Personal information
- Date of birth: 8 October 2001 (age 24)
- Place of birth: Nigeria
- Height: 1.90 m (6 ft 3 in)
- Position: Centre-back

Team information
- Current team: Austria Wien
- Number: 3

Youth career
- Karamone FC

Senior career*
- Years: Team / Apps / (Gls)
- 2019–2022: Plateau United / 82 / (9)
- 2022–2026: Elfsborg / 61 / (1)
- 2026–: Austria Wien / 3 / (0)

International career^{‡}
- 2023: Nigeria U23 / 1 / (0)

= Ibrahim Buhari =

Nigerian footballer

Ibrahim Buhari (born 8 October 2001) is a Nigerian professional footballer who plays as a centre-back for Austrian Bundesliga club Austria Wien.

==Club career==
Buhari was a starter for Plateau United in his second season with 6 goals in 38 matches, and helped them come second in the Nigeria Professional Football League. On 29 September 2022, he moved to the Swedish club Elfsborg on a contract until 2026.

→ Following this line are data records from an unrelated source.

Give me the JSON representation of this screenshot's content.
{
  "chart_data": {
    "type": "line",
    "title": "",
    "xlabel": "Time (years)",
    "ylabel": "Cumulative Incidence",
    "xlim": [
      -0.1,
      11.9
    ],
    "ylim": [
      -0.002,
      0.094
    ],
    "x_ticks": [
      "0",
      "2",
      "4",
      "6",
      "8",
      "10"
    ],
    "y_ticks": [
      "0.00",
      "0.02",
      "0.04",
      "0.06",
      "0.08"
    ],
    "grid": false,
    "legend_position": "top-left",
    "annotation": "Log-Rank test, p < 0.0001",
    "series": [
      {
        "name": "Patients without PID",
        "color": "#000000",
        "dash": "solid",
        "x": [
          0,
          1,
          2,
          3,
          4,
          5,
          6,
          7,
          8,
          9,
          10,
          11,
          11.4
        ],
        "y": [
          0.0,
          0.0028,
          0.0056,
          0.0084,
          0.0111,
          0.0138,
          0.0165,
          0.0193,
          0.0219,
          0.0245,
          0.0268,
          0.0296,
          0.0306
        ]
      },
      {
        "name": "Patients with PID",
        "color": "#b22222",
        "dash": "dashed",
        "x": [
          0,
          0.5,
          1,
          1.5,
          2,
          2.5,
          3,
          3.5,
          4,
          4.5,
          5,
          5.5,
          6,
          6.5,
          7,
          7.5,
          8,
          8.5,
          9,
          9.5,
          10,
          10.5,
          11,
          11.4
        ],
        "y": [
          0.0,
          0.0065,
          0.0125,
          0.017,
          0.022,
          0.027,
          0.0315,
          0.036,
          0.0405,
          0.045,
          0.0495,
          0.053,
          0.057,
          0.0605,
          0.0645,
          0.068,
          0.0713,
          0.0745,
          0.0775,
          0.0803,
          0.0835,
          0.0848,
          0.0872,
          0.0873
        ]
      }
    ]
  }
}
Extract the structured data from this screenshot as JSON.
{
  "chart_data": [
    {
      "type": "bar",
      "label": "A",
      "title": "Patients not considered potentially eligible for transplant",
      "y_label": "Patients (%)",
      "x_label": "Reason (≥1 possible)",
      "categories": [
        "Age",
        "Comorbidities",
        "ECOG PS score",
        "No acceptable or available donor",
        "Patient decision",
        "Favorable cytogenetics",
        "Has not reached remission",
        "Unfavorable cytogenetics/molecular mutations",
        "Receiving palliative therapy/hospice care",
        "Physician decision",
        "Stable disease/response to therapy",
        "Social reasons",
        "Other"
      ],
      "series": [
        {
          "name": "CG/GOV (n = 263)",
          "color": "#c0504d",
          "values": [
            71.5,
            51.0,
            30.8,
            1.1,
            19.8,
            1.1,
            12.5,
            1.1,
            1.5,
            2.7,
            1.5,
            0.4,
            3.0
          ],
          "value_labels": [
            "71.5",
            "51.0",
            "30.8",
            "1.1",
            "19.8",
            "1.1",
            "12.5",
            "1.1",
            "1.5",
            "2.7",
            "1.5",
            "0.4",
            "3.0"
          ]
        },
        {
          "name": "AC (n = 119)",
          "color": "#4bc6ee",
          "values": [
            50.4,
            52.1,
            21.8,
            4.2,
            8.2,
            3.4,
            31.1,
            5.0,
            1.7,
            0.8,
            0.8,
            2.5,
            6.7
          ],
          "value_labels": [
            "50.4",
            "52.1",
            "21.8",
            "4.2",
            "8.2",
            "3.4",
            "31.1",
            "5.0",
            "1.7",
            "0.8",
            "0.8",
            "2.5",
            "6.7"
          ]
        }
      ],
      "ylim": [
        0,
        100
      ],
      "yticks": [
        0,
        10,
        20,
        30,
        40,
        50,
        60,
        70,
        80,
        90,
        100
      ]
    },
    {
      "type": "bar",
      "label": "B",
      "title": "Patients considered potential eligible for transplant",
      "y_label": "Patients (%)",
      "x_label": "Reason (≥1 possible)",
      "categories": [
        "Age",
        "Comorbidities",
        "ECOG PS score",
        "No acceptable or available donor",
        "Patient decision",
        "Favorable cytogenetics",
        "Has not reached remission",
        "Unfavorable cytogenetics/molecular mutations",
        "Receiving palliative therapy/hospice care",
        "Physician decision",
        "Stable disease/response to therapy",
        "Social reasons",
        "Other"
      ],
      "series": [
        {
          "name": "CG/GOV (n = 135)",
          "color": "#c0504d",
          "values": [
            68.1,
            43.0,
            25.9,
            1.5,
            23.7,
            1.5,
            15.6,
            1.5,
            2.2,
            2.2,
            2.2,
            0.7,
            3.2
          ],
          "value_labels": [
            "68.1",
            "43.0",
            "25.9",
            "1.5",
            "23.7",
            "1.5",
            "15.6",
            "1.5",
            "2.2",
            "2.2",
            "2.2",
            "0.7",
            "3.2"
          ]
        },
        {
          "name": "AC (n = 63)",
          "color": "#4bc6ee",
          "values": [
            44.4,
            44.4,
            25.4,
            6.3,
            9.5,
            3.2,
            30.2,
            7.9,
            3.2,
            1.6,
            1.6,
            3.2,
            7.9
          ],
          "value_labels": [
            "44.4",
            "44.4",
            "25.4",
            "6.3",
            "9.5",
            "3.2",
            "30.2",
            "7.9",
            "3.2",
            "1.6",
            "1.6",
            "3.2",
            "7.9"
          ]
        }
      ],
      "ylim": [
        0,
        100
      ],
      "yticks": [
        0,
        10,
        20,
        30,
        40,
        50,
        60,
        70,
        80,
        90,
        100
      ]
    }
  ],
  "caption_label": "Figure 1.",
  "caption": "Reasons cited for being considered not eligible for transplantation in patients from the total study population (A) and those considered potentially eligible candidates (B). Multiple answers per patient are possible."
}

In July 2026, Buhari signed for Austrian Bundesliga club Austria Wien after leaving Swedish side IF Elfsborg. Following the move, he stated that his ambition was to win titles with the club and help the team achieve success.

==International career==
In May 2022, Buhari was called up to the senior Nigeria national team for a set of friendlies. In March 2023, he was called up to the Nigeria U23s for qualification matches for the 2024 Olympics.

==Playing style==
Buhari is a strong and athletic centre-back with good passing skills. He is an offensive weapon during set pieces, and has a good eye for the game.